Kara Kuvvetleri Komutanı Selçuk Bayraktaroğlu, Zilok Üs Bölgesi’ndeki incelemeleri sırasında, karşı sırtlardan birisinde gördüğü Irak Sınır Devriyesi’ne ait karakolla iş birliğini ve yakınlardaki köy halkıyla olan diyaloğu sordu, ilişkinin sıcak tutulması emrini verdi. Komutan gelmeden önce üs bölgesinde dolaşırken aldığım bilgi aklıma geldi. Aşağıdaki köyde şiddet gören bir genç kız, devriye atan askerlerimizden yardım istemiş, askerler de bunun bir tuzak olup olmadığını kontrol ettikten sonra duruma müdahale edip, gerginliğin sona ermesini sağlamışlar.
TEDBİRLER ARTIRILDI
Kayseri 1. Komando Tugayı Komutanı bu konudaki çalışmalarını anlattıktan sonra Bayraktaroğlu Paşa’yla sohbet edeceğimiz yere geçtik.

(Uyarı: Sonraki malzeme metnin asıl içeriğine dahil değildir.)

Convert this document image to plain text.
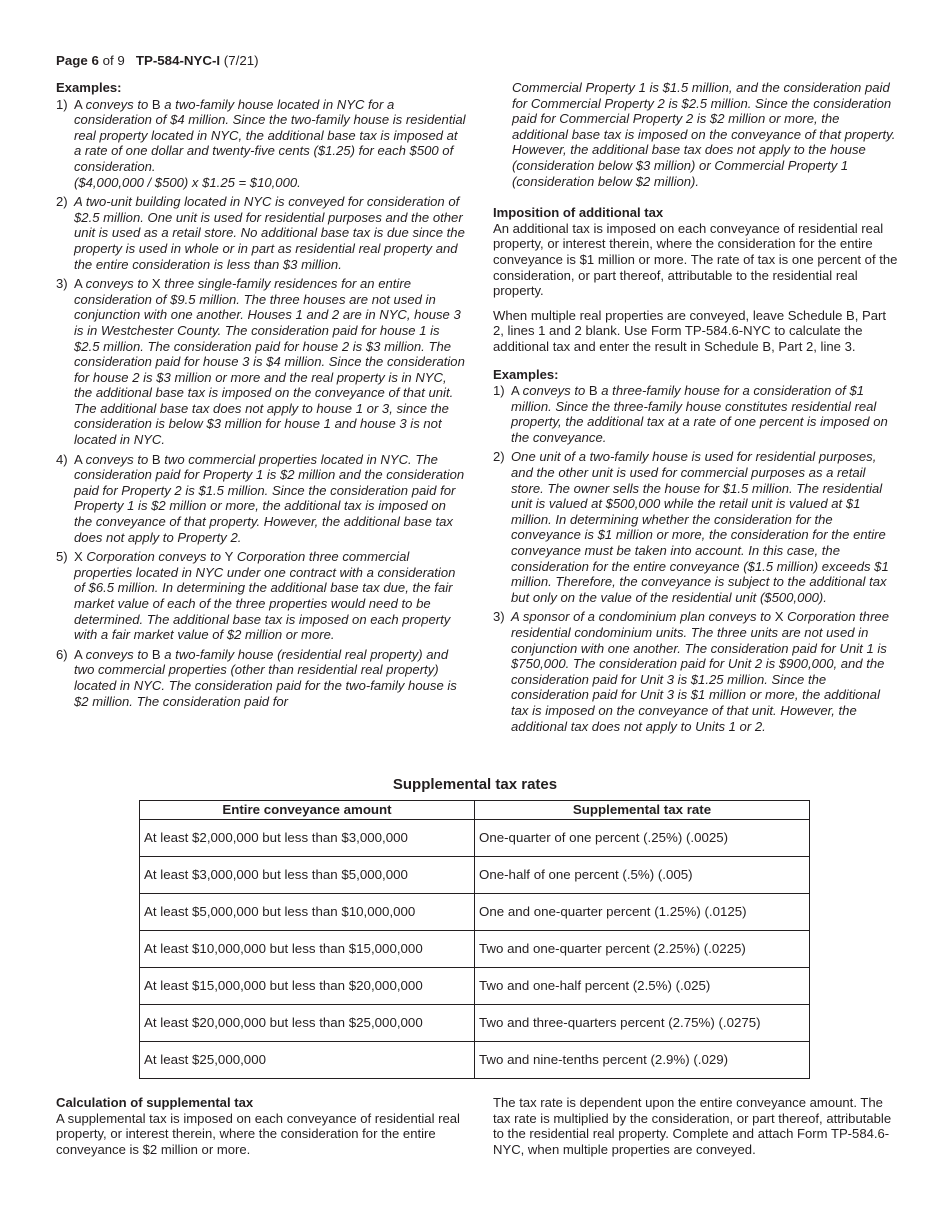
Page 6 of 9 TP-584-NYC-I (7/21)

Examples:

1) A conveys to B a two-family house located in NYC for a consideration of $4 million. Since the two-family house is residential real property located in NYC, the additional base tax is imposed at a rate of one dollar and twenty-five cents ($1.25) for each $500 of consideration.
($4,000,000 / $500) x $1.25 = $10,000.
2) A two-unit building located in NYC is conveyed for consideration of $2.5 million. One unit is used for residential purposes and the other unit is used as a retail store. No additional base tax is due since the property is used in whole or in part as residential real property and the entire consideration is less than $3 million.
3) A conveys to X three single-family residences for an entire consideration of $9.5 million. The three houses are not used in conjunction with one another. Houses 1 and 2 are in NYC, house 3 is in Westchester County. The consideration paid for house 1 is $2.5 million. The consideration paid for house 2 is $3 million. The consideration paid for house 3 is $4 million. Since the consideration for house 2 is $3 million or more and the real property is in NYC, the additional base tax is imposed on the conveyance of that unit. The additional base tax does not apply to house 1 or 3, since the consideration is below $3 million for house 1 and house 3 is not located in NYC.
4) A conveys to B two commercial properties located in NYC. The consideration paid for Property 1 is $2 million and the consideration paid for Property 2 is $1.5 million. Since the consideration paid for Property 1 is $2 million or more, the additional tax is imposed on the conveyance of that property. However, the additional base tax does not apply to Property 2.
5) X Corporation conveys to Y Corporation three commercial properties located in NYC under one contract with a consideration of $6.5 million. In determining the additional base tax due, the fair market value of each of the three properties would need to be determined. The additional base tax is imposed on each property with a fair market value of $2 million or more.
6) A conveys to B a two-family house (residential real property) and two commercial properties (other than residential real property) located in NYC. The consideration paid for the two-family house is $2 million. The consideration paid for

Commercial Property 1 is $1.5 million, and the consideration paid for Commercial Property 2 is $2.5 million. Since the consideration paid for Commercial Property 2 is $2 million or more, the additional base tax is imposed on the conveyance of that property. However, the additional base tax does not apply to the house (consideration below $3 million) or Commercial Property 1 (consideration below $2 million).

Imposition of additional tax

An additional tax is imposed on each conveyance of residential real property, or interest therein, where the consideration for the entire conveyance is $1 million or more. The rate of tax is one percent of the consideration, or part thereof, attributable to the residential real property.

When multiple real properties are conveyed, leave Schedule B, Part 2, lines 1 and 2 blank. Use Form TP-584.6-NYC to calculate the additional tax and enter the result in Schedule B, Part 2, line 3.

Examples:

1) A conveys to B a three-family house for a consideration of $1 million. Since the three-family house constitutes residential real property, the additional tax at a rate of one percent is imposed on the conveyance.
2) One unit of a two-family house is used for residential purposes, and the other unit is used for commercial purposes as a retail store. The owner sells the house for $1.5 million. The residential unit is valued at $500,000 while the retail unit is valued at $1 million. In determining whether the consideration for the conveyance is $1 million or more, the consideration for the entire conveyance must be taken into account. In this case, the consideration for the entire conveyance ($1.5 million) exceeds $1 million. Therefore, the conveyance is subject to the additional tax but only on the value of the residential unit ($500,000).
3) A sponsor of a condominium plan conveys to X Corporation three residential condominium units. The three units are not used in conjunction with one another. The consideration paid for Unit 1 is $750,000. The consideration paid for Unit 2 is $900,000, and the consideration paid for Unit 3 is $1.25 million. Since the consideration paid for Unit 3 is $1 million or more, the additional tax is imposed on the conveyance of that unit. However, the additional tax does not apply to Units 1 or 2.
Supplemental tax rates
Entire conveyance amount	Supplemental tax rate
At least $2,000,000 but less than $3,000,000	One-quarter of one percent (.25%) (.0025)
At least $3,000,000 but less than $5,000,000	One-half of one percent (.5%) (.005)
At least $5,000,000 but less than $10,000,000	One and one-quarter percent (1.25%) (.0125)
At least $10,000,000 but less than $15,000,000	Two and one-quarter percent (2.25%) (.0225)
At least $15,000,000 but less than $20,000,000	Two and one-half percent (2.5%) (.025)
At least $20,000,000 but less than $25,000,000	Two and three-quarters percent (2.75%) (.0275)
At least $25,000,000	Two and nine-tenths percent (2.9%) (.029)

Calculation of supplemental tax

A supplemental tax is imposed on each conveyance of residential real property, or interest therein, where the consideration for the entire conveyance is $2 million or more.

The tax rate is dependent upon the entire conveyance amount. The tax rate is multiplied by the consideration, or part thereof, attributable to the residential real property. Complete and attach Form TP-584.6-NYC, when multiple properties are conveyed.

Ben de son verdiği emirden yola çıkarak Irak ile iş birliğinin sahada nasıl sonuç verdiğini sordum. Konu kritik olduğu için Bayraktaroğlu Paşa’nın ağzından direkt olarak aktarıyorum:
“Irak üst düzey yöneticileri ile yapılan görüşme ve temasların sahada olumlu yansımaları oldu. Bölgede bulunan Irak Sınır Muhafızları ve Peşmerge birlikleri Irak’ın kuzeyinde sınır güvenliğine yönelik tedbirleri artırmaya başladılar. Mevcut karakol ve kontrol noktalarına ilave olarak kritik geçit ve boğazlara bilgimiz ve kontrolümüz dâhilinde yeni kontrol noktaları tesis etmeye devam ediyorlar. Bu kapsamda KDP’ye teslim olan teröristlerin sayısında artış olduğunu biliyoruz. Son dönemde oluşturduğumuz iş birliği ikliminden, teröre karşı ortak mücadeleden ve bölgenin kalıcı istikrarından terör örgütünün rahatsız olduğunu da görüyoruz. Yine yaşanan başka bir olumlu gelişme ise Irak Merkezi Hükümeti’nin PKK terör örgütünün ‘yasaklı örgüt’ olarak kullanılmasına yönelik kamu kurum ve kuruluşlarına genelge yayımlamış olması.”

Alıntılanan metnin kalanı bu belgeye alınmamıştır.